V A D E L B E R T U S (von Reggio?)
Ein weiterer Graf Adelbert ist
uns aus einer Reggianer Urkunde des
Jahres 937 bekannt. Bei einer Untersuchung der Besitzverhältnisse
der
Kirche von Reggio trat damals ein Prando ministeriale Bertille
commitisse et filiorum eius inclitis comitbus Guidone et Adelberto simul et Rodiberto auf [1 TORELLI, Le
carte Reggiani Seite 124, nr. 49 (TIRABOSCHI, Modena I Seite 104,
nr.85).].
Adelbert war also ein Sohn des Grafen Bertald (von Reggio?) [2 Vgl. Skizze Bertald.] .
Weitere eindeutige Nachrichten über ihn fehlen. Wahrscheinlich
darf man in ihm, da um diese Zeit kein anderer Graf Adelbert auftritt [3
In Parma war damals bereits ein Maginfredus
Graf.] und wie deshalb schon G. FASOLI
vorschlägt, auch den am 13. April 945 unter den ersten
Anhängern Berengars
II. auftretenden Adelbertus comes erblicken [4
SCHIAPARELLI, I dipl. di Ugo Seite 232, nr. 80 (= MANARESI, I placiti
Seite 551, nr. 144).]. Ungewiß ist, ob er
mit einer gewissen Ildeburga
vermahlt war [5
OTTO I. bestätigte
(MG DD Otto I Seite 367, nr. 258) wie auch einige
seiner Nachfolger (GLORIA, Padua I Seite 68, nr. 46; Seite 110, nr. 77;
Seite 170, nr. 133; Seite 176, nr. 139; Seite 341, nr. 317) - dem
St.-Zacharias-Kloster bei Rivalta/Venezien den Besitz der im Regnum
Italiae gelegenen Güter und dabei auch loca denominata,
quas ibi contulit per cartula
offersionis Ingelfredus commes,
filius
quondam Grimaldi, et Ildeburga commitissa, uxor Adalberti commitis, cum
suis heredibus, sicut textus ipsorum cartule legitur.

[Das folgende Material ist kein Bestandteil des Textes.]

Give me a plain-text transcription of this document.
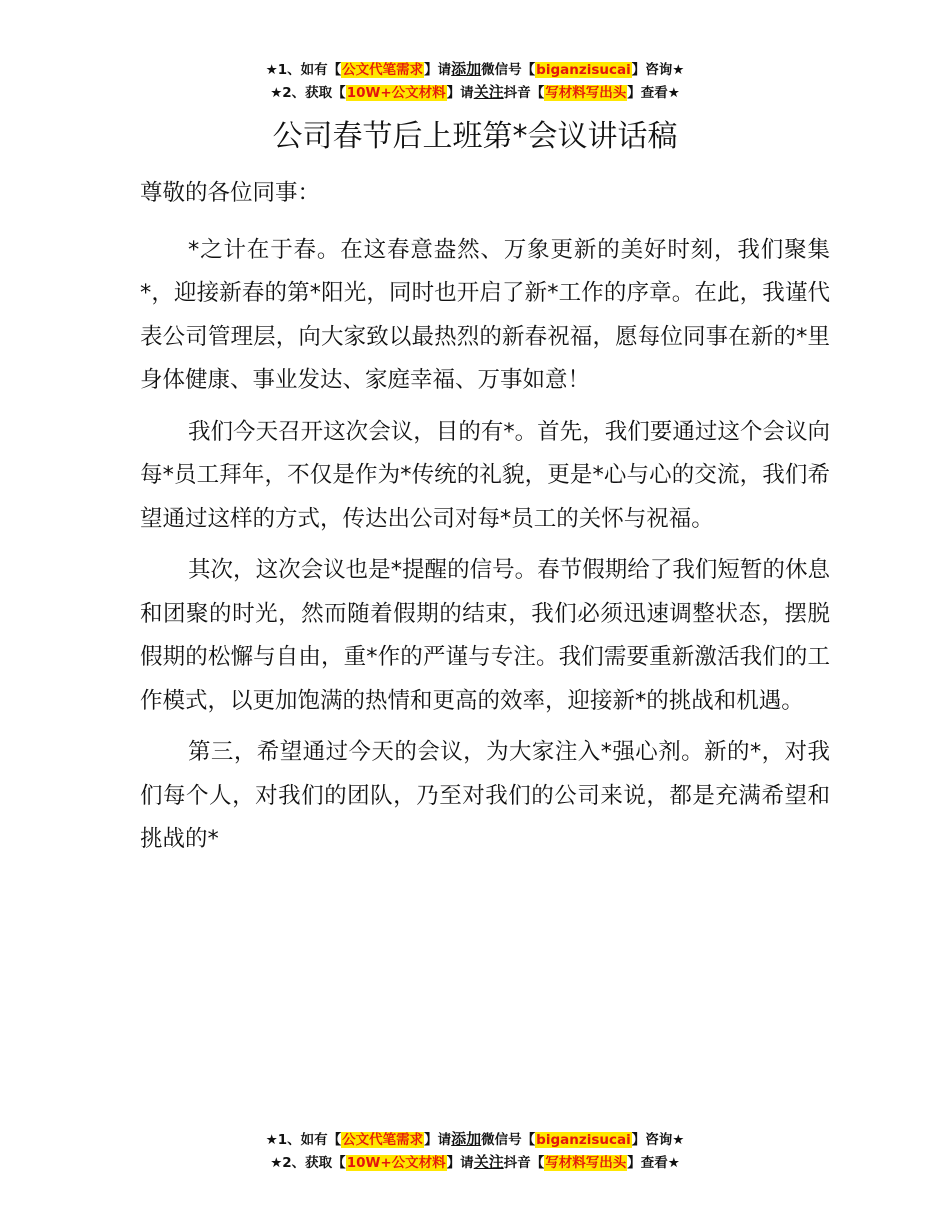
★1、如有【公文代笔需求】请添加微信号【biganzisucai】咨询★
★2、获取【10W+公文材料】请关注抖音【写材料写出头】查看★
公司春节后上班第*会议讲话稿

尊敬的各位同事：

*之计在于春。在这春意盎然、万象更新的美好时刻，我们聚集*，迎接新春的第*阳光，同时也开启了新*工作的序章。在此，我谨代表公司管理层，向大家致以最热烈的新春祝福，愿每位同事在新的*里身体健康、事业发达、家庭幸福、万事如意！

我们今天召开这次会议，目的有*。首先，我们要通过这个会议向每*员工拜年，不仅是作为*传统的礼貌，更是*心与心的交流，我们希望通过这样的方式，传达出公司对每*员工的关怀与祝福。

其次，这次会议也是*提醒的信号。春节假期给了我们短暂的休息和团聚的时光，然而随着假期的结束，我们必须迅速调整状态，摆脱假期的松懈与自由，重*作的严谨与专注。我们需要重新激活我们的工作模式，以更加饱满的热情和更高的效率，迎接新*的挑战和机遇。

第三，希望通过今天的会议，为大家注入*强心剂。新的*，对我们每个人，对我们的团队，乃至对我们的公司来说，都是充满希望和挑战的*

★1、如有【公文代笔需求】请添加微信号【biganzisucai】咨询★
★2、获取【10W+公文材料】请关注抖音【写材料写出头】查看★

Es waren
Güter in
finibus Montissiricani (=
Monselice): in Petriolo, Cona, Sacco,
Lupa, Liquencia und Laurenciaca. Eine Identifizierung des hier
genannten Grafen Adelbert, Gemahl der Gräfin Ildeburga,
mit
Adelbert,
dem Sohn Bertalds (von Reggio), kann deshalb erwogen
werden, da
auch
die Witwe des Grafen Wido, des
Bruders Adelberts aus Reggio,
im Gebiet
von Monselice begütert war. - Nicht außer acht zu lassen ist
aber auch,
daß die Vorfahren Markgraf
Amelrichs II., unter denen ein Adelbert
bekannt ist, reichen Besitz im Gebiet von Monselice hatten.].